My Theory on the History of Celebrities in Commercials (The Broadway Edition) Part I

In my 5 questions for Rafael Ferrer, Rafael mentioned an old Paul Masson commercial from the early 80’s featuring John Gielgud ( and the perception that serious actors doing commercials was the virtual “end” of a career. 30 years later, times have changed so dramatically that Matthew McConaughey ( is currently driving around in a Lincoln only six months after winning Best Actor. When did the celebrity rush to commercials begin? I’m going to lay out my trajectory on the celeb evolution into commercials but keep in mind… I’m not old enough to know what was happening day to day at the talent agencies prior to the 90’s and much of what I’m “throwing out” here is somewhat theoretical (BTW… ask anyone who knows me: I’m always willing to have a theory). Regardless, of all my conjecture and innuendo I think I’m on the right path but if anyone can fill in the gaps, please email and I will annotate it with any interesting notes.

I started in the business in 1992 at Don Buchwald and Associates and at the time, the biggest celeb working in commercials was James Earl Jones who was the on-camera spokes and voice of Bell Atlantic (the Baby Bell precursor to Verizon). At DBA, we didn’t represent James Earl but we did rep some fairly well known actors at the time; Stockard Channing, Ed Herrmann, Jane Alexander and Kelsey Grammar (prior to Frasier - the series). What did James Earl and the others have in common? Two things: 1) they spent a lot of time in New York City and 2) they spent a lot of time in New York City because they were on Broadway.

Thus begins the first migration of actors to commercials starting mostly in voice-overs. Madison Avenue was still the epicenter of commercial production at the time and the Broadway actors of the era knew there was a market for their talents. More importantly, they also knew that if they were going to even approximate the lifestyles they left behind doing television and film, they were going to have to do more than Broadway shows. VO was a very easy way to make up those earnings. The job was mostly anonymous, paid fairly well (even at scale), and took very little time. Such Broadway luminaries of the time including Lee Richardson, Len Cariou, John Houseman, Adolph Ceasar, Jose Ferrer, etc. all were performing in commercials (BTW… you probably noticed there are no women on that list… it was the time men dominated).

Around 1990, the major Advertising Agencies started dismissing their casting directors who acted as the ad agency gatekeepers and were the entrée point for all the great Broadway actors.   This disruption in the day-to-day business of voice-over casting created several dynamics, which would lead to the demise of the Broadway star in commercials.

  • Many of the established casting directors would end up sharing offices together in large loft-like spaces with shared waiting rooms.
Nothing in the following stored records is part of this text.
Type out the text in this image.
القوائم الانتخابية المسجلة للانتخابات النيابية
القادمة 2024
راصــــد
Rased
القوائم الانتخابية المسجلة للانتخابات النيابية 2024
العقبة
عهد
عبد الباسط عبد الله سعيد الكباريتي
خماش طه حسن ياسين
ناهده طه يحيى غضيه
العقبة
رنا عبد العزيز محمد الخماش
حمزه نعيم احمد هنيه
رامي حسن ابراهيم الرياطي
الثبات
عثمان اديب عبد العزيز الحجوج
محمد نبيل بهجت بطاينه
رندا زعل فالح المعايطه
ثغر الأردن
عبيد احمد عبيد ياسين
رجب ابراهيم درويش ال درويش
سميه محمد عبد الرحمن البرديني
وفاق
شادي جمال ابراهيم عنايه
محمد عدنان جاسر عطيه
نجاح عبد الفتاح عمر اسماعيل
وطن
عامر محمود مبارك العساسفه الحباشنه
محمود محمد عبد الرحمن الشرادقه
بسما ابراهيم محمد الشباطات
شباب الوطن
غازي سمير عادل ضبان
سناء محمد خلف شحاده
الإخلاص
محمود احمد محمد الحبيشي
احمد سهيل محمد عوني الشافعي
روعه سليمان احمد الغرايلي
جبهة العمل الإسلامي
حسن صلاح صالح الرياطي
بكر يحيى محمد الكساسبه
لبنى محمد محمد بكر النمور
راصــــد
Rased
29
Whereby there was a prior “clubby” feel to auditioning on Madison Avenue suddenly everyone from kids to on-camera types of all sorts were thrown into the same waiting areas and the established voice actors were not happy with the new cattle call like environment. Many let their feelings become evident and soon a backlash evolved against many of these actors and their “”
  • The recording facilities were almost always rudimentary and the rich sound of these great actors was muddied by inferior microphones and sound quality. No longer could the great subtleties be discerned and the differences between voices became less perceptible.
  • Whereby creatives often sat in sessions where they could zip between floors, they were less willing to travel and many of the tried and true relationships disappeared between creatives and talent
  • Creatives began to get significantly younger as ad agencies economics changed and many of the established guard and their relationships to talent were let go and replaced by cheaper younger workers.

To wrap up Part I, as creatives got younger so did their desires for talent. 28 year old producers were intimidated by the older actors and one by one they began seeking out younger talent. The younger talent were also cheaper and it became a selling point that instead of an older talent for a $20,000 guarantee, they could have a younger guy for scale. The younger guys soon dominated the industry and by 1995, 25-35 year old actors Rafael Ferrer, Tony Hoylen, Marcus Lovett, Colter Rule, Zac Fine and David Slavin were the New York commercial prototypes of the decade.   Women also were finally getting more opportunities and combination of the new men and women led to the great Broadway actors slowly disappearing from the airwaves. The exceptions? The actors who also enjoyed a robust television career.